Steve Horsfield's blog had a post on fold functions that cared about the beginning, middle and ends of the sequence they were operating on. I think there’s a preprocessing step that simplifies the problem – transform the sequence into a seq<Position<'t>>, where Position tells you if the object is at the beginning, middle, or end of the sequence:
type Position<'t> =
| Beginning of 't
| Middle of 't
| End of 't
| Only of 't
let rec sequenceOfPositionsWithLazyList(existing: LazyList<'t>) =
seq {
let rec elementsAfterBeginning(s) =
seq {
match s with
| LazyList.Cons(h, LazyList.Nil) -> yield End(h); ()

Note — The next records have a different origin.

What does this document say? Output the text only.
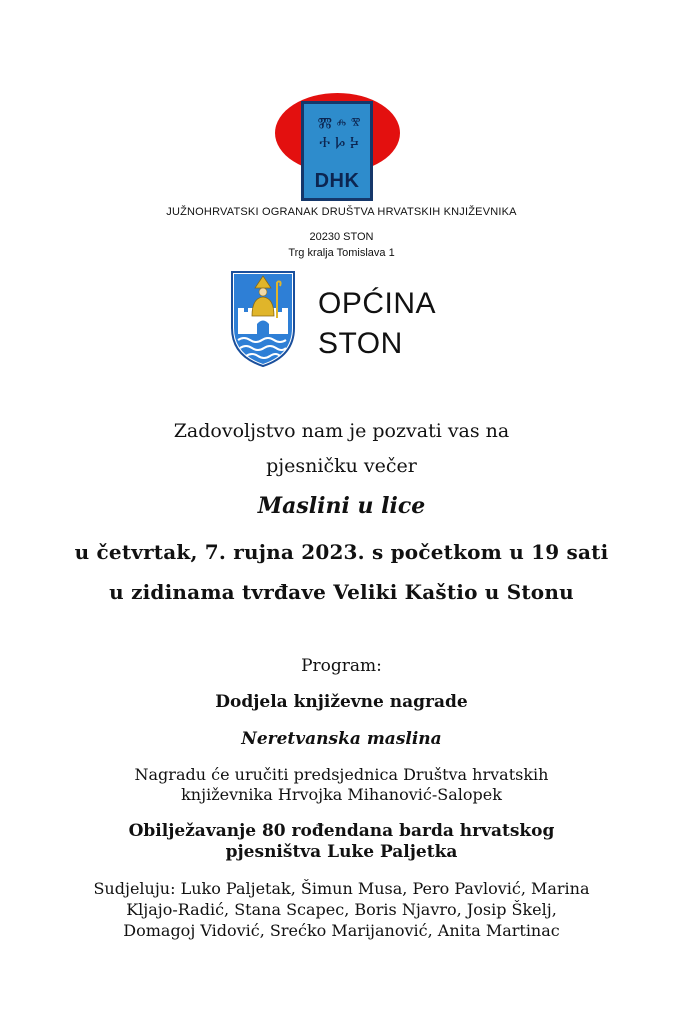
Ⰿ ⰾ ⰺ
Ⰰ Ⱈ Ⰽ
DHK
JUŽNOHRVATSKI OGRANAK DRUŠTVA HRVATSKIH KNJIŽEVNIKA
20230 STON
Trg kralja Tomislava 1
OPĆINA
STON
Zadovoljstvo nam je pozvati vas na
pjesničku večer
Maslini u lice
u četvrtak, 7. rujna 2023. s početkom u 19 sati
u zidinama tvrđave Veliki Kaštio u Stonu
Program:
Dodjela književne nagrade
Neretvanska maslina
Nagradu će uručiti predsjednica Društva hrvatskih
književnika Hrvojka Mihanović-Salopek
Obilježavanje 80 rođendana barda hrvatskog
pjesništva Luke Paljetka
Sudjeluju: Luko Paljetak, Šimun Musa, Pero Pavlović, Marina
Kljajo-Radić, Stana Scapec, Boris Njavro, Josip Škelj,
Domagoj Vidović, Srećko Marijanović, Anita Martinac
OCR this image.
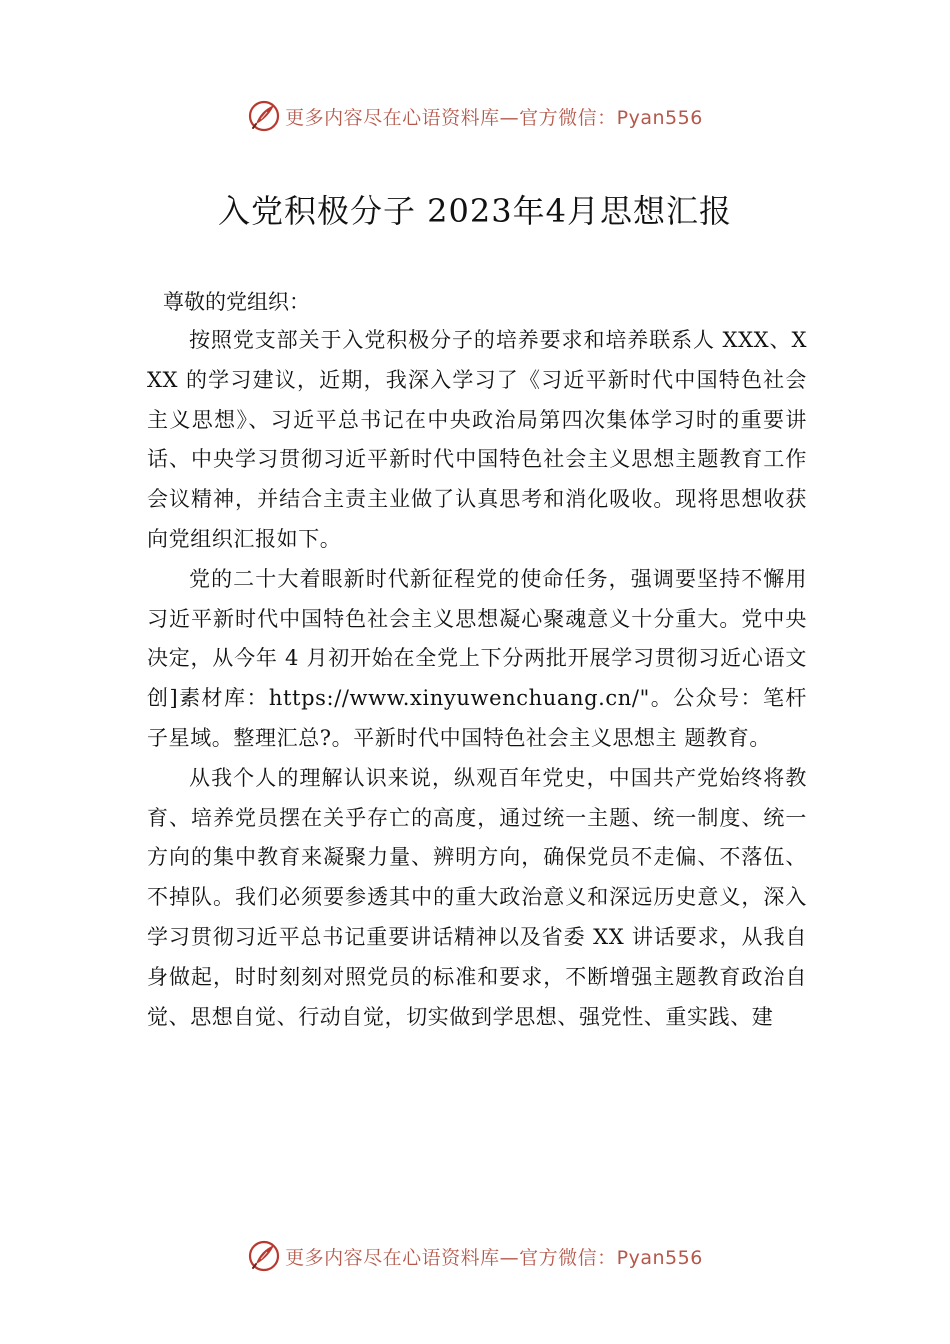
更多内容尽在心语资料库—官方微信：Pyan556
入党积极分子 2023年4月思想汇报
尊敬的党组织：

按照党支部关于入党积极分子的培养要求和培养联系人 XXX、XXX 的学习建议，近期，我深入学习了《习近平新时代中国特色社会主义思想》、习近平总书记在中央政治局第四次集体学习时的重要讲话、中央学习贯彻习近平新时代中国特色社会主义思想主题教育工作会议精神，并结合主责主业做了认真思考和消化吸收。现将思想收获向党组织汇报如下。

党的二十大着眼新时代新征程党的使命任务，强调要坚持不懈用习近平新时代中国特色社会主义思想凝心聚魂意义十分重大。党中央决定，从今年 4 月初开始在全党上下分两批开展学习贯彻习近心语文创]素材库：https://www.xinyuwenchuang.cn/"。公众号：笔杆子星域。整理汇总?。平新时代中国特色社会主义思想主 题教育。

从我个人的理解认识来说，纵观百年党史，中国共产党始终将教育、培养党员摆在关乎存亡的高度，通过统一主题、统一制度、统一方向的集中教育来凝聚力量、辨明方向，确保党员不走偏、不落伍、不掉队。我们必须要参透其中的重大政治意义和深远历史意义，深入学习贯彻习近平总书记重要讲话精神以及省委 XX 讲话要求，从我自身做起，时时刻刻对照党员的标准和要求，不断增强主题教育政治自觉、思想自觉、行动自觉，切实做到学思想、强党性、重实践、建

更多内容尽在心语资料库—官方微信：Pyan556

| LazyList.Cons(h, t) -> yield Middle(h); yield! elementsAfterBeginning(t)
| _ -> ()
}
match existing with
| LazyList.Cons(h, LazyList.Nil) -> yield Only(h); ()

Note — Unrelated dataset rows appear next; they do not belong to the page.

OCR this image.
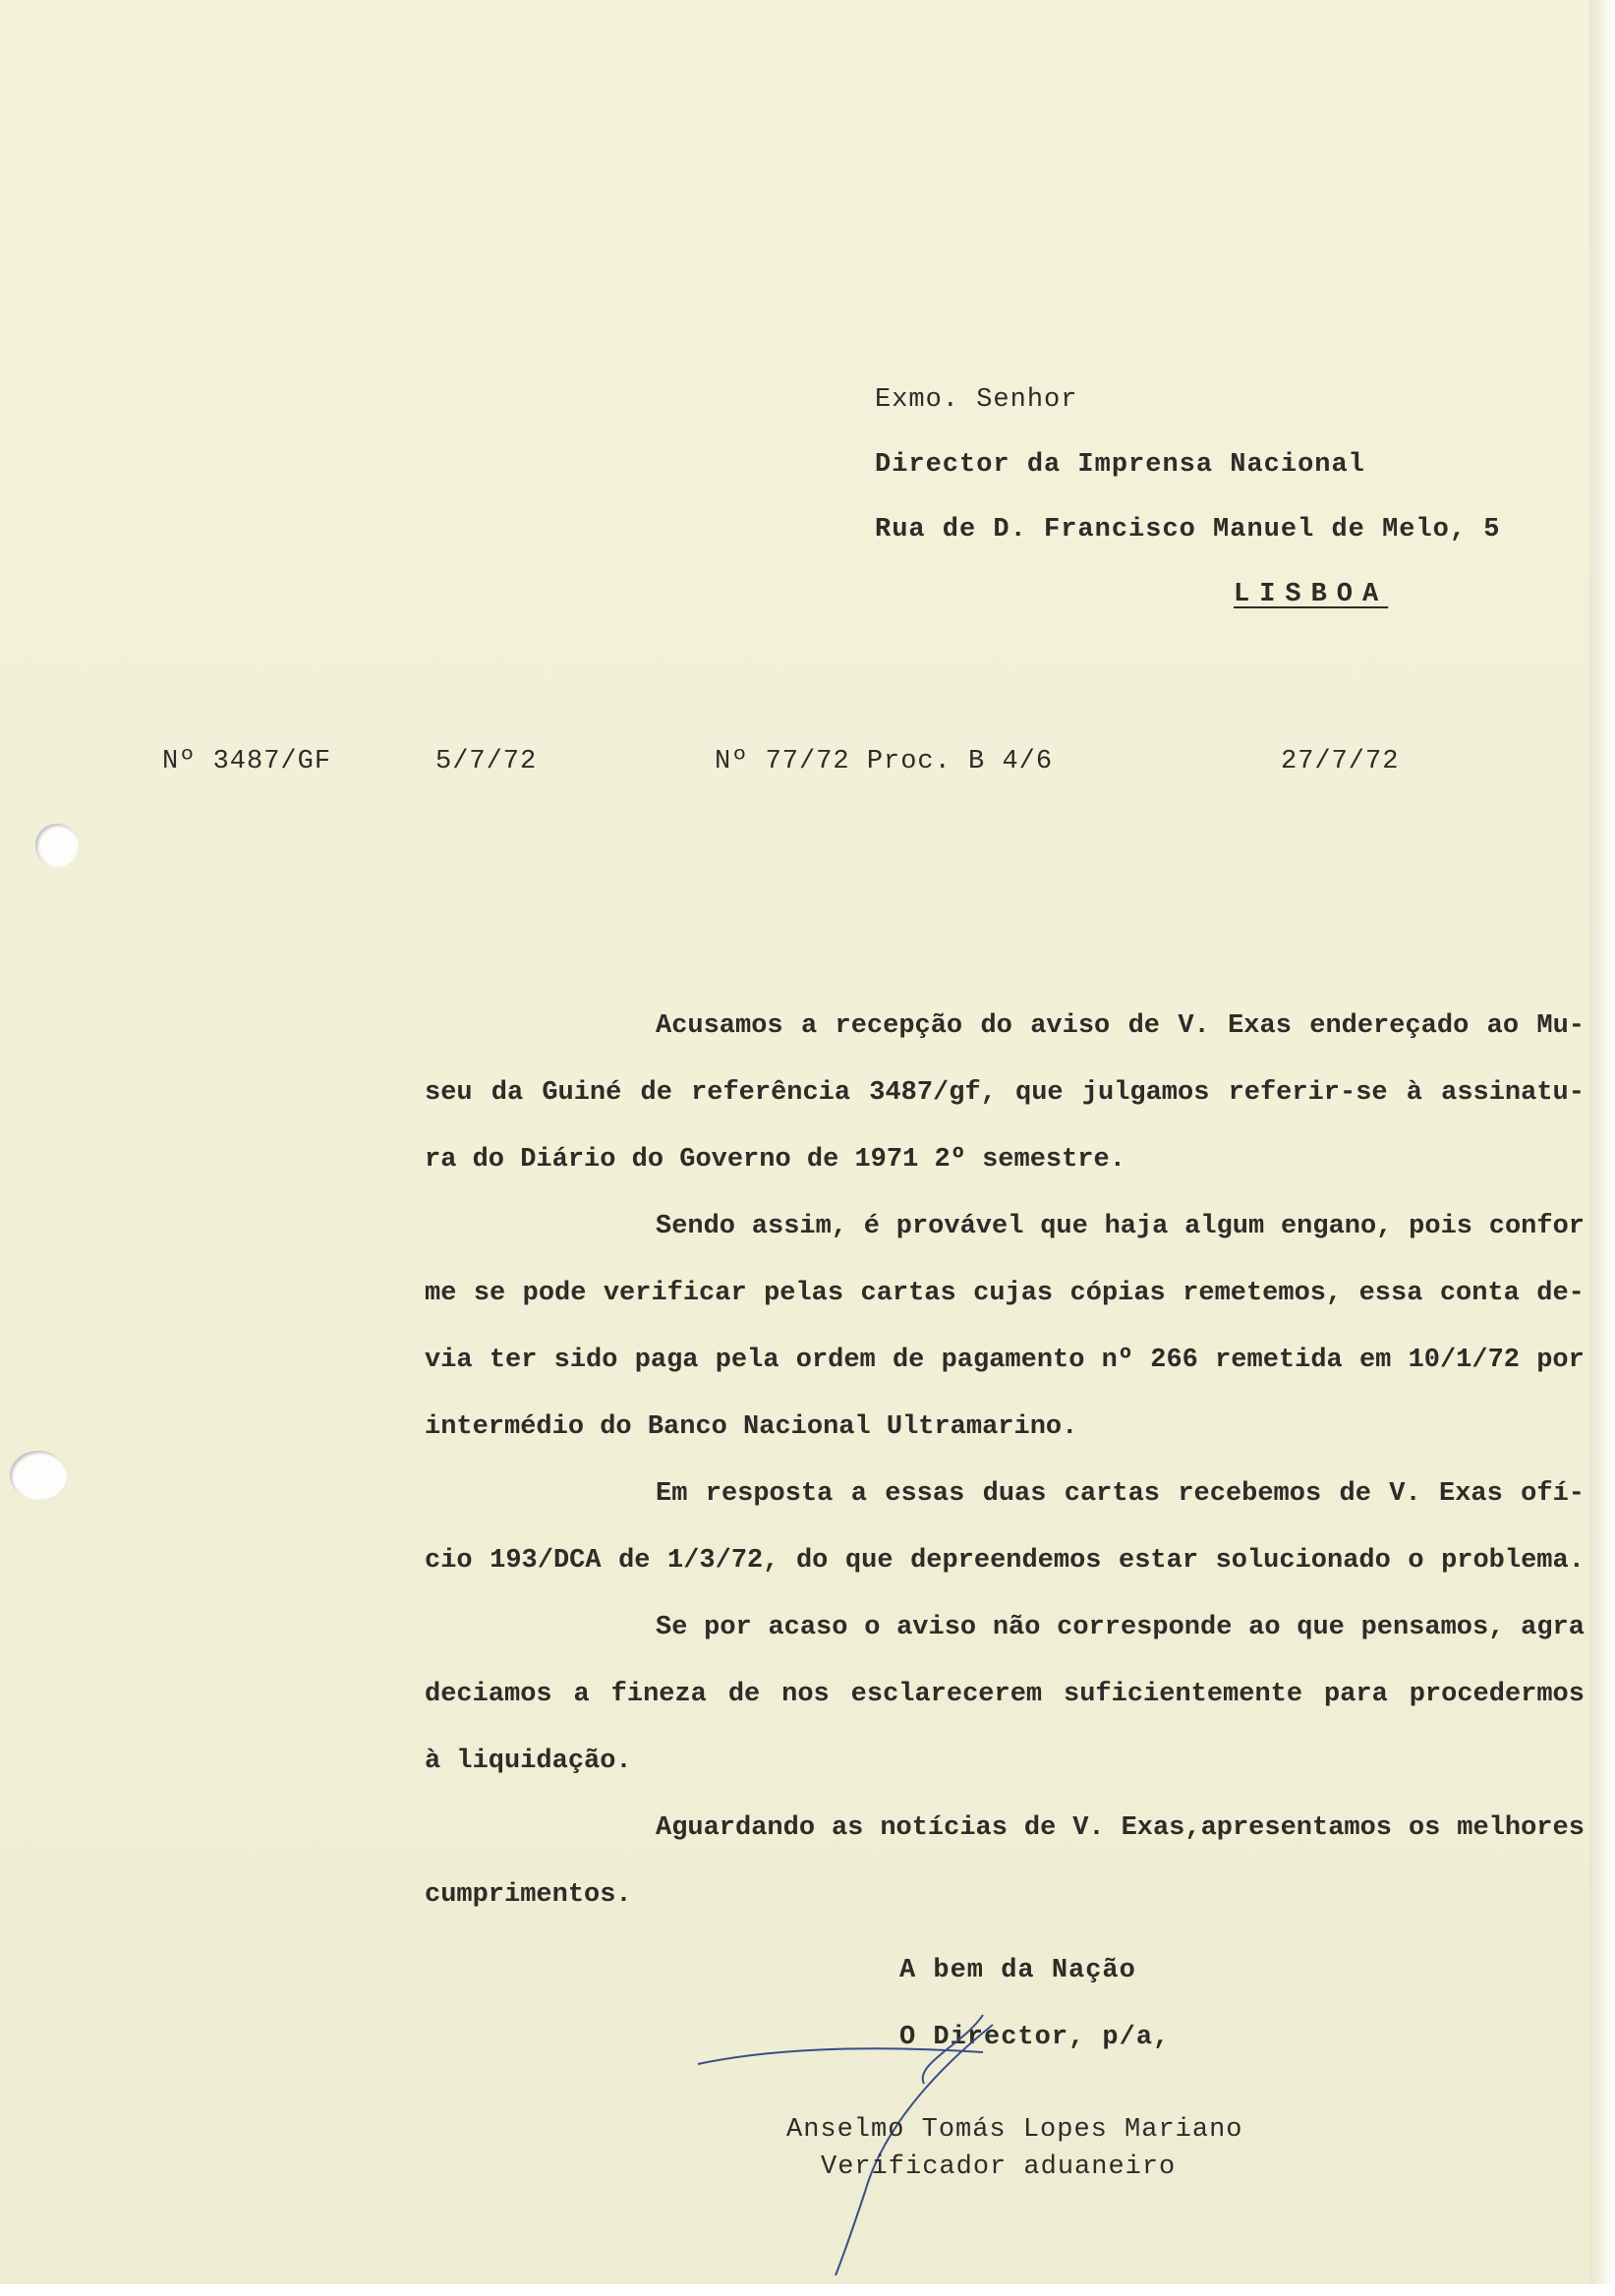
Exmo. Senhor
Director da Imprensa Nacional
Rua de D. Francisco Manuel de Melo, 5
LISBOA
Nº 3487/GF	5/7/72	Nº 77/72 Proc. B 4/6	27/7/72
Acusamos a recepção do aviso de V. Exas endereçado ao Mu-
seu da Guiné de referência 3487/gf, que julgamos referir-se à assinatu-
ra do Diário do Governo de 1971 2º semestre.
Sendo assim, é provável que haja algum engano, pois confor
me se pode verificar pelas cartas cujas cópias remetemos, essa conta de-
via ter sido paga pela ordem de pagamento nº 266 remetida em 10/1/72 por
intermédio do Banco Nacional Ultramarino.
Em resposta a essas duas cartas recebemos de V. Exas ofí-
cio 193/DCA de 1/3/72, do que depreendemos estar solucionado o problema.
Se por acaso o aviso não corresponde ao que pensamos, agra
deciamos a fineza de nos esclarecerem suficientemente para procedermos
à liquidação.
Aguardando as notícias de V. Exas,apresentamos os melhores
cumprimentos.
A bem da Nação
O Director, p/a,
Anselmo Tomás Lopes Mariano
Verificador aduaneiro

| LazyList.Cons(h, t) -> yield Beginning(h); yield! elementsAfterBeginning(t)
| LazyList.Nil -> ()
}
let sequenceOfPositions(existing: seq<'t>) = sequenceOfPositionsWithLazyList(LazyList.of_seq existing)
printfn "%A" (sequenceOfPositions [1;2;3])
printfn "%A" (sequenceOfPositions [1;3])
printfn "%A" (sequenceOfPositions [1])
printfn "%A" (sequenceOfPositions [])
The output is:
seq [Beginning 1; Middle 2; End 3]
seq [Beginning 1; End 3]
seq [Only 1]
seq []
I think that makes following steps much easier to write.